First Links in the Markov Chain
Probability and poetry were unlikely partners in the creation of a computational tool
A Markovian Weather Forecast
Probability theory has its roots in games of chance, where every roll of the dice or spin of the roulette wheel is a separate experiment, independent of all others. It’s an article of faith that one flip of a coin has no effect on the next. If the coin is fair, the probability of heads is always 1/2.
This principle of independence makes it easy to calculate compound probabilities. If you toss a fair coin twice, the chance of seeing heads both times is simply 1/2×1/2, or 1/4. More generally, if two independent events have probabilities p and q, the joint probability of both events is the product pq.
However, not all aspects of life adhere to this convenient principle. Suppose the probability of a rainy day is 1/3; it does not follow that the probability of rain two days in a row is 1/3×1/3=1/9. Storms often last several days, so rain today may signal an elevated chance of rain tomorrow.
For another example where independence fails, consider the game of Monopoly. Rolling the dice determines how many steps your token advances around the board, but where you land at the end of a move obviously depends on where you begin. From different starting points, the same number of steps could take you to the Boardwalk or put you in jail. The probabilities of future events depend on the current state of the system. The events are linked, one to the next; they form a Markov chain.
To be considered a proper Markov chain, a system must have a set of distinct states, with identifiable transitions between them.
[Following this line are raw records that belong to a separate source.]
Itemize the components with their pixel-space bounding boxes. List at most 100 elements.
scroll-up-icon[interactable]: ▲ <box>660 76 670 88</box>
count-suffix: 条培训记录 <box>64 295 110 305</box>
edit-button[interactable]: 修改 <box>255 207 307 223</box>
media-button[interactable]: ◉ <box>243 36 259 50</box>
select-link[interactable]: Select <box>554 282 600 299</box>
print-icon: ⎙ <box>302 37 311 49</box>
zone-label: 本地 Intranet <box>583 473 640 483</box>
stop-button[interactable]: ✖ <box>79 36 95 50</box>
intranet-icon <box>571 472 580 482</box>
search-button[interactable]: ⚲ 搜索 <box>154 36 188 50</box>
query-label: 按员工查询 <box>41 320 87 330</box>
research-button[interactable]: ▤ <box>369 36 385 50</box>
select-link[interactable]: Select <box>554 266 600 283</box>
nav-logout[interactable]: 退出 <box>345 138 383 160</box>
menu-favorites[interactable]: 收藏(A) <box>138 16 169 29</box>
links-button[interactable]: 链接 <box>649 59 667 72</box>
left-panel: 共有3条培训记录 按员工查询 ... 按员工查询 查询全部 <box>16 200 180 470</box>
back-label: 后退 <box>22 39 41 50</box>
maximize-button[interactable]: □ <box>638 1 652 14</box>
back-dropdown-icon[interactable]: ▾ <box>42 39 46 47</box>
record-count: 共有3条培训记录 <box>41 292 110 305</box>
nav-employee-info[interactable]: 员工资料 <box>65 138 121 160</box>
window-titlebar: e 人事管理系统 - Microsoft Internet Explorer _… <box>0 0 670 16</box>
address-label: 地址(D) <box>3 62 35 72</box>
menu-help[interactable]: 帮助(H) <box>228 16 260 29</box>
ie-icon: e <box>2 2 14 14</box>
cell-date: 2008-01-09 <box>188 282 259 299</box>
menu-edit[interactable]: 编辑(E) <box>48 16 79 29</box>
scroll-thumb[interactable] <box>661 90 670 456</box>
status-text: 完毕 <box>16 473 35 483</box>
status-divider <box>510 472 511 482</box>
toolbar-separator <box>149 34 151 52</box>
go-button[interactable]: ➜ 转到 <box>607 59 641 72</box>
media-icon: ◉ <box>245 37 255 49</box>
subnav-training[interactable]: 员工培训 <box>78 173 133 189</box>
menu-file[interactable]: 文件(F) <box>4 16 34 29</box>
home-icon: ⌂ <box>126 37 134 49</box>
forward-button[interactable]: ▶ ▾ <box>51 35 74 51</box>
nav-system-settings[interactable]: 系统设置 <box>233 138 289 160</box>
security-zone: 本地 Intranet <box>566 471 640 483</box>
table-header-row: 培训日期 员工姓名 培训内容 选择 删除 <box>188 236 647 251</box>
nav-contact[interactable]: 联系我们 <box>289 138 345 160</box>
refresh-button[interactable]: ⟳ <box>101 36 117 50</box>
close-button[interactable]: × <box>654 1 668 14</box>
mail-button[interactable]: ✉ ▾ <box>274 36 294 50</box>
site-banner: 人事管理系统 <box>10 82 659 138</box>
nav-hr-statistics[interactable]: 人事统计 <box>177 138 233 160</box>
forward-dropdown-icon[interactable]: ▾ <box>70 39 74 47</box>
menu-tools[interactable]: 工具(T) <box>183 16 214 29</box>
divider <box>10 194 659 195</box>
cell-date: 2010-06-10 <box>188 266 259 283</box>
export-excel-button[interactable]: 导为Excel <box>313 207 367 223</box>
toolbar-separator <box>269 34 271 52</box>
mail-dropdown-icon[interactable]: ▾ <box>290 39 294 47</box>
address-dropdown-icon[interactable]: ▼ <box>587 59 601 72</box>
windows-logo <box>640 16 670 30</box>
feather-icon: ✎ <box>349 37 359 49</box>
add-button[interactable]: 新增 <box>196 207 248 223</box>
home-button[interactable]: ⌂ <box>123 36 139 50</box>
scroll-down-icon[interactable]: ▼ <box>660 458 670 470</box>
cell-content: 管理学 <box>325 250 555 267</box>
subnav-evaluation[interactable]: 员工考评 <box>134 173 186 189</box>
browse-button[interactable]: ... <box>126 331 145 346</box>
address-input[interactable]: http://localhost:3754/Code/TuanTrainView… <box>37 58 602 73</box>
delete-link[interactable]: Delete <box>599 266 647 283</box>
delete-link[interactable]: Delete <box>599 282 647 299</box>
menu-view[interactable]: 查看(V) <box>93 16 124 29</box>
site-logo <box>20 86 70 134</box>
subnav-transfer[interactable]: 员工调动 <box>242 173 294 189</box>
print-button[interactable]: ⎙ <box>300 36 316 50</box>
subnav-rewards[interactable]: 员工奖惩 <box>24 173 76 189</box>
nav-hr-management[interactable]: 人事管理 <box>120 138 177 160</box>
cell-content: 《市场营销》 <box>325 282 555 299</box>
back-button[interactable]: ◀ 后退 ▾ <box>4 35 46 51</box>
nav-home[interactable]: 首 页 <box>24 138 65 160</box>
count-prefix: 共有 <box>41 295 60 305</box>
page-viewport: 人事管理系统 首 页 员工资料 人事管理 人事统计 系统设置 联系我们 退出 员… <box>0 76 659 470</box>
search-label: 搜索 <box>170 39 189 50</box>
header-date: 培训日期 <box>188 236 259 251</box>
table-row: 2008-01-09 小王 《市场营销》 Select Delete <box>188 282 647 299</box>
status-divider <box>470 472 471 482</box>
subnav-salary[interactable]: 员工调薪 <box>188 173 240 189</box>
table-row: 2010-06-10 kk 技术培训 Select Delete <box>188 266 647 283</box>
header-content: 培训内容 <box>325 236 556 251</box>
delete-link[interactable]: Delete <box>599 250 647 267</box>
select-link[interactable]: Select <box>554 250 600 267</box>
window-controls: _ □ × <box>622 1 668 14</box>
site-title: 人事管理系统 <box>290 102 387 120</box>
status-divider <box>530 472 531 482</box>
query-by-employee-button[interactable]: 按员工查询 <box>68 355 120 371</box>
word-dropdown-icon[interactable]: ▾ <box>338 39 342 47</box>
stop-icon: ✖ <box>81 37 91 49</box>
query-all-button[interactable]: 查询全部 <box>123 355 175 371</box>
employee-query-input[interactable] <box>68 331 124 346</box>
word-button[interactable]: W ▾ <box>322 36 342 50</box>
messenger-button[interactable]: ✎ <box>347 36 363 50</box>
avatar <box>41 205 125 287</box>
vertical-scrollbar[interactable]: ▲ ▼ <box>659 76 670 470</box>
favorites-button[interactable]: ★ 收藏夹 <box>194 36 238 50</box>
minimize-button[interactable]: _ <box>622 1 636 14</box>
A simplified model of weather forecasting might have just three states: sunny, cloudy and rainy. There are nine possible transitions (including “identity” transitions that leave the state unchanged). For Monopoly, the minimal model would require at least 40 states, corresponding to the 40 squares around the perimeter of the board. For each state there are transitions to all other states that can be reached in a roll of the dice—generally those from 2 to 12 squares away. A realistic Monopoly model incorporating all of the game’s quirky rules would be much larger.
Recent years have seen the construction of truly enormous Markov chains. For example, the PageRank algorithm devised by Larry Page and Sergey Brin, the founders of Google, is based on a Markov chain whose states are the pages of the World Wide Web—perhaps 40 billion of them. The transitions are links between pages. The aim of the algorithm is to calculate for each web page the probability that a reader following links at random will arrive at that page.